Вы не обижайтесь, - незнакомец почувствовал её настроение.
– Я ведь собачник опытный, каких только пород не повидал. А эта... Особая порода, редчайшая, их всего три в Москве. Родословная этой собачки аж с тринадцатого века ведётся. Вот я и удивляюсь...
Рассказ Надежды человека изумил. И действительно, как такая редкая, дорогая собака попала в больничный вольер для опытов? Может, украли, а потом испугались да и бросили. А её, бесхозную, туда. Кто знает? Незнакомец предупредил: «Будьте осторожны, собака редкая, как бы кто не позарился».
С тех пор Надежда стала читать городские объявления на столбах, в газетах, может, кто ищет собаку. Безуспешно. А дружба с Бетси крепла день ото дня. Надежда уже не представляла без неё своей жизни. И вдруг собака заболела. А через месяц тихо умерла. Диагноз: лейкоз...
Может быть, именно тогда она впервые увидела в этой жизненной страничке особый смысл. Тот самый, который не хотела замечать, потому что замечать боялась. Следующая её жизненная страничка обозначила этот смысл особенно явно.
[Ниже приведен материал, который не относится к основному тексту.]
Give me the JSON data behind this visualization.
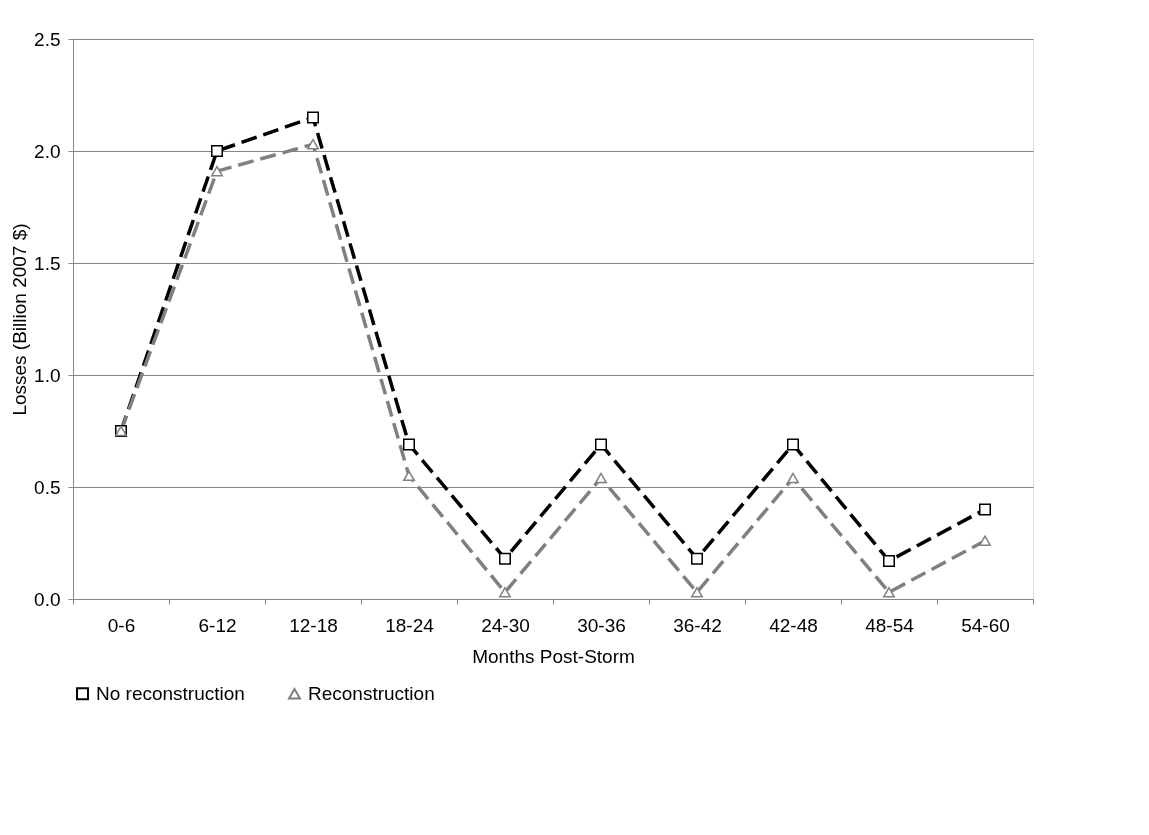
{
  "chart_data": {
    "type": "line",
    "xlabel": "Months Post-Storm",
    "ylabel": "Losses (Billion 2007 $)",
    "categories": [
      "0-6",
      "6-12",
      "12-18",
      "18-24",
      "24-30",
      "30-36",
      "36-42",
      "42-48",
      "48-54",
      "54-60"
    ],
    "series": [
      {
        "name": "No reconstruction",
        "color": "#000000",
        "marker": "square",
        "values": [
          0.75,
          2.0,
          2.15,
          0.69,
          0.18,
          0.69,
          0.18,
          0.69,
          0.17,
          0.4
        ]
      },
      {
        "name": "Reconstruction",
        "color": "#808080",
        "marker": "triangle",
        "values": [
          0.75,
          1.91,
          2.03,
          0.55,
          0.03,
          0.54,
          0.03,
          0.54,
          0.03,
          0.26
        ]
      }
    ],
    "ylim": [
      0,
      2.5
    ],
    "yticks": [
      {
        "value": 0,
        "label": "0.0"
      },
      {
        "value": 0.5,
        "label": "0.5"
      },
      {
        "value": 1,
        "label": "1.0"
      },
      {
        "value": 1.5,
        "label": "1.5"
      },
      {
        "value": 2,
        "label": "2.0"
      },
      {
        "value": 2.5,
        "label": "2.5"
      }
    ],
    "grid": "y",
    "legend": "bottom",
    "line_style": "dashed"
  }
}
Есть дела, на которые никогда не хватает времени. Сегодня выдался свободный день, и Надежда решила, наконец, разобраться на антресолях. Поставила стул, на стул маленькую скамеечку. Потянувшись за коробкой из-под обуви, она покачнулась и упала. Пронизывающая, нестерпимая боль... Уж ей-то, врачу, не надо говорить, что ничего страшного. Беда продиктовала новую главу в её книге жизни. Надежда сломала позвоночник. Долгие месяцы лежала она практически без движения, зная, что скажут ей коллеги-врачи. Они сказали:
– Инвалидность вам гарантирована. Подняться сможете, но никаких нагрузок, щадящий режим, подумайте, как будете приспосабливаться к новому своему состоянию инвалида.
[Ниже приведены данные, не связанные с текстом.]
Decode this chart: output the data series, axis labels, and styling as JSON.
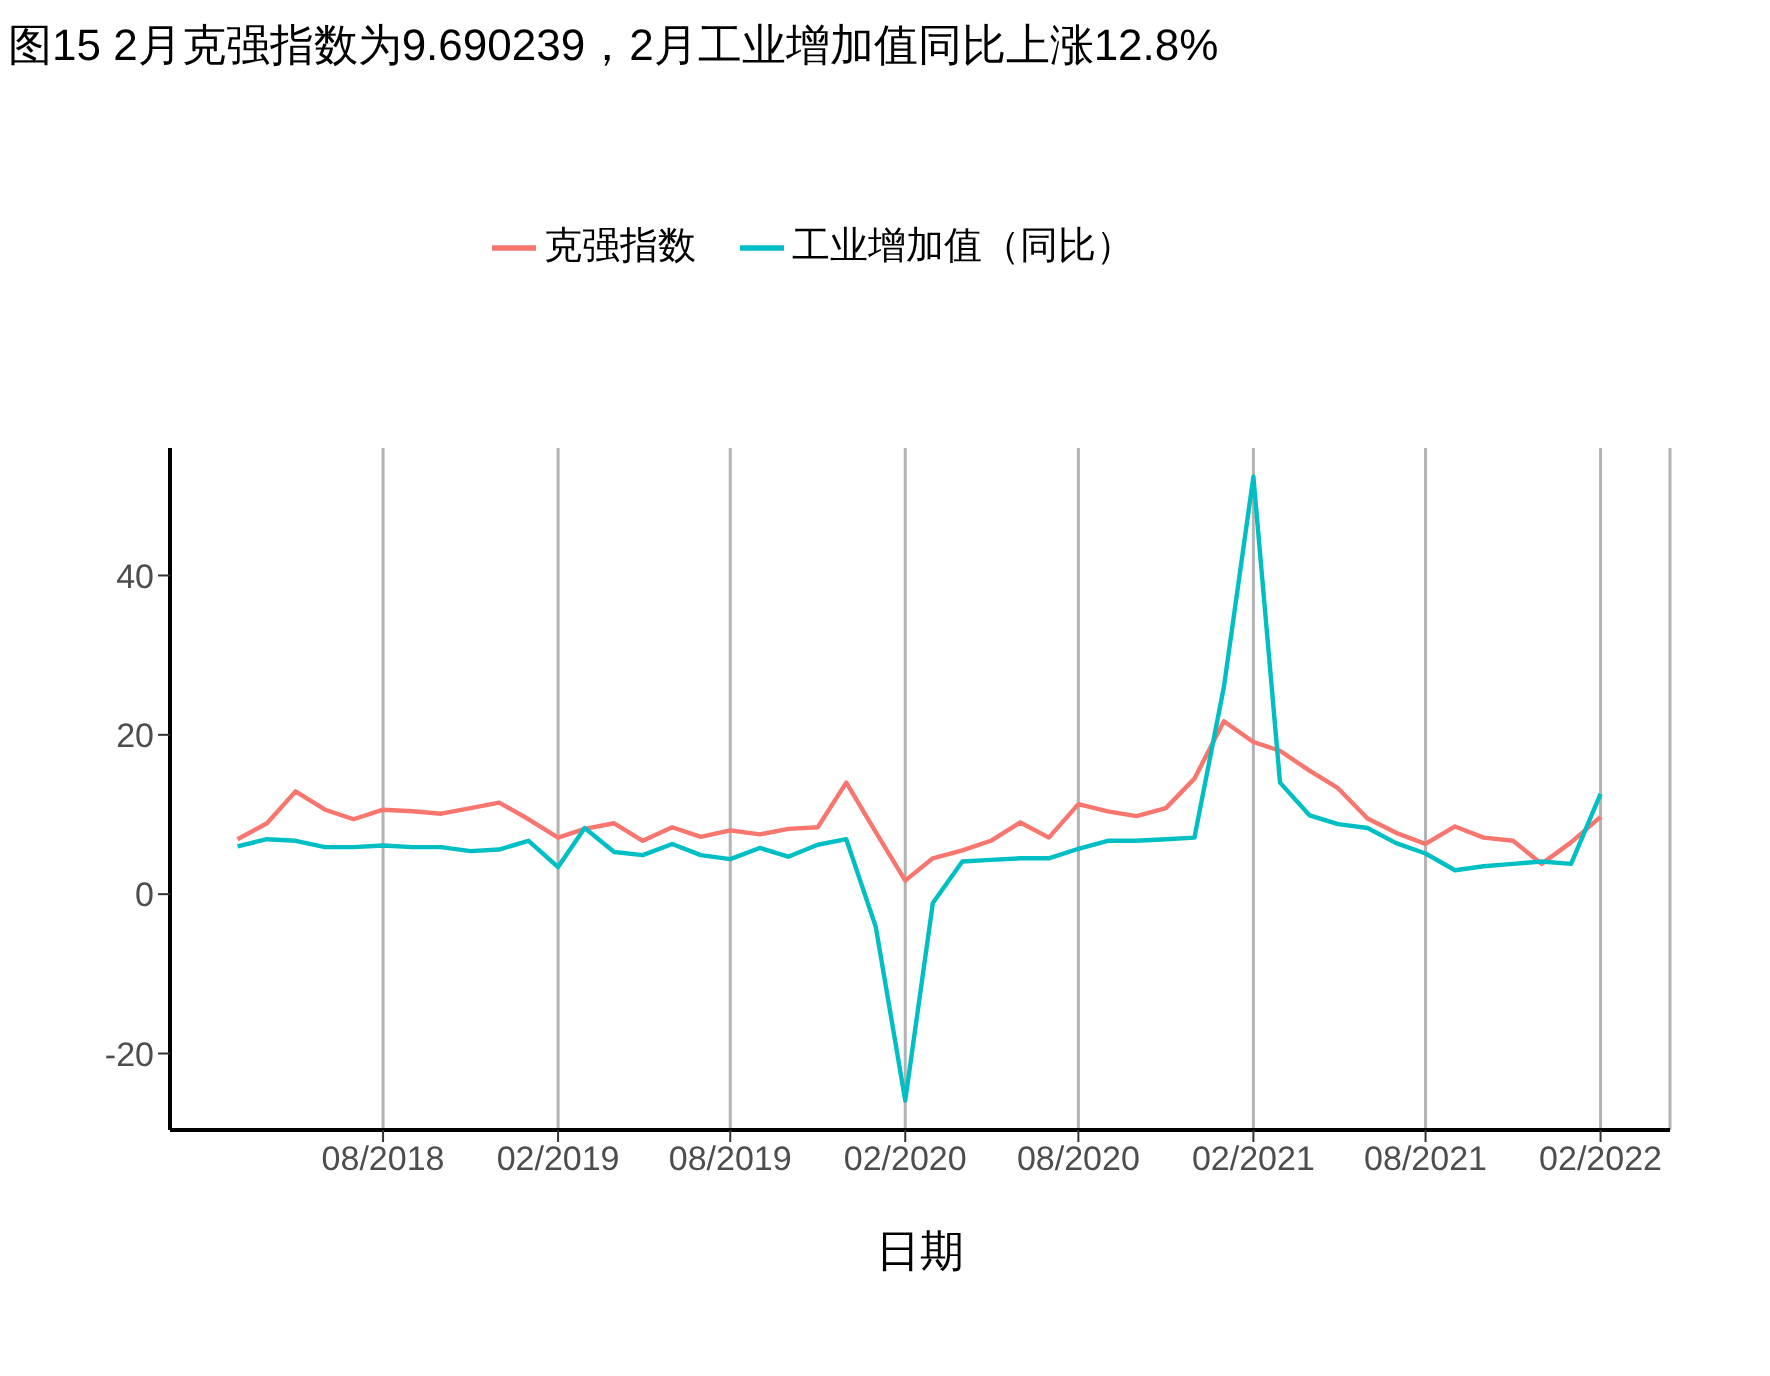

Времени подумать было много. Но в этих мыслях почему-то все чаще вспоминались дети, оставленные ею в больнице. А ещё их родители. Позвонила одна мама. Плакала в трубку. жить совершенно не на что. Дети, у которых период острого лейкоза минует, подолгу живут дома. Они не могут посещать школу, так как ослаблены, учителя ходят к ним на дом. У них сложная схема приёма лекарств, им необходимы усиленное питание. особый уход и забота. Родители бросают работу и всецело посвящают себя больному ребёнку. Вот и эта мама тоже не работает, воспитывает девочку одна, и надеяться ей не на кого. Влезла в долг, купила вязальную машину, выучилась вязать. Брала кой-какие заказы, перебивалась. А в последнее время интерес к самодельному трикотажу пропал. Турция, Индия и Корея заполнили российские прилавки и российские шкафы.